# Anybody know anything about American School of Barcelona ?



## rodap (Feb 13, 2013)

Anybody has any info about American School of Barcelona ? Thank you .


----------



## elisa31bcn (Jan 23, 2013)

I have 2 very good friends who have sent their children there. Seems like a good school, and they are all quite satisfied. One just got accepted into an Ivy League college in the States after being there for 6 years. I'm sure their web can give you all the particulars.


----------



## rodap (Feb 13, 2013)

elisa31bcn said:


> I have 2 very good friends who have sent their children there. Seems like a good school, and they are all quite satisfied. One just got accepted into an Ivy League college in the States after being there for 6 years. I'm sure their web can give you all the particulars.

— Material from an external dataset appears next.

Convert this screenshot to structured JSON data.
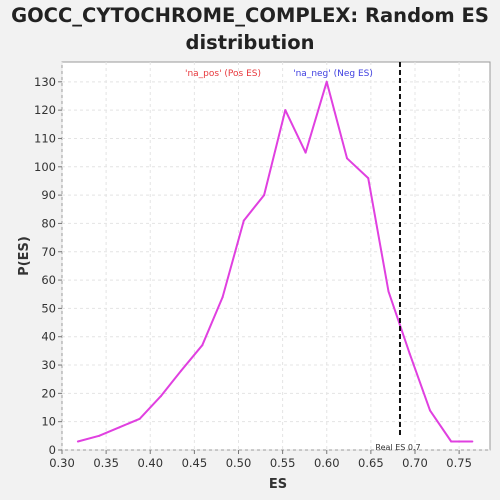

Thanks so much for the info ! It's good to hear they like it . We may move there and have no idea about school situation and what is best . 

Can you tell me anything about education there , what should I know , the good and bad ? 

Thanks again


----------



## elisa31bcn (Jan 23, 2013)

I really don't have any insider information about the school. But what is a issue in schools is the problem with "Catalan first" in the public schools. For that reason, most expats seek an alternative. They still get Spanish and Catalan instruction, but it's more like a prep school in the States. There is also the Benjamin Franklin School here which has a similar reputation.


----------



## rodap (Feb 13, 2013)

elisa31bcn said:


> I really don't have any insider information about the school. But what is a issue in schools is the problem with "Catalan first" in the public schools. For that reason, most expats seek an alternative. They still get Spanish and Catalan instruction, but it's more like a prep school in the States. There is also the Benjamin Franklin School here which has a similar reputation.


Thanks  . 

Benjamin Franklin is more expensive  . 

It is hard to find friends for kids , there are a lot of things to do for kids in Barcelona ? My son is 8  . 

Sorry for all the questions !


----------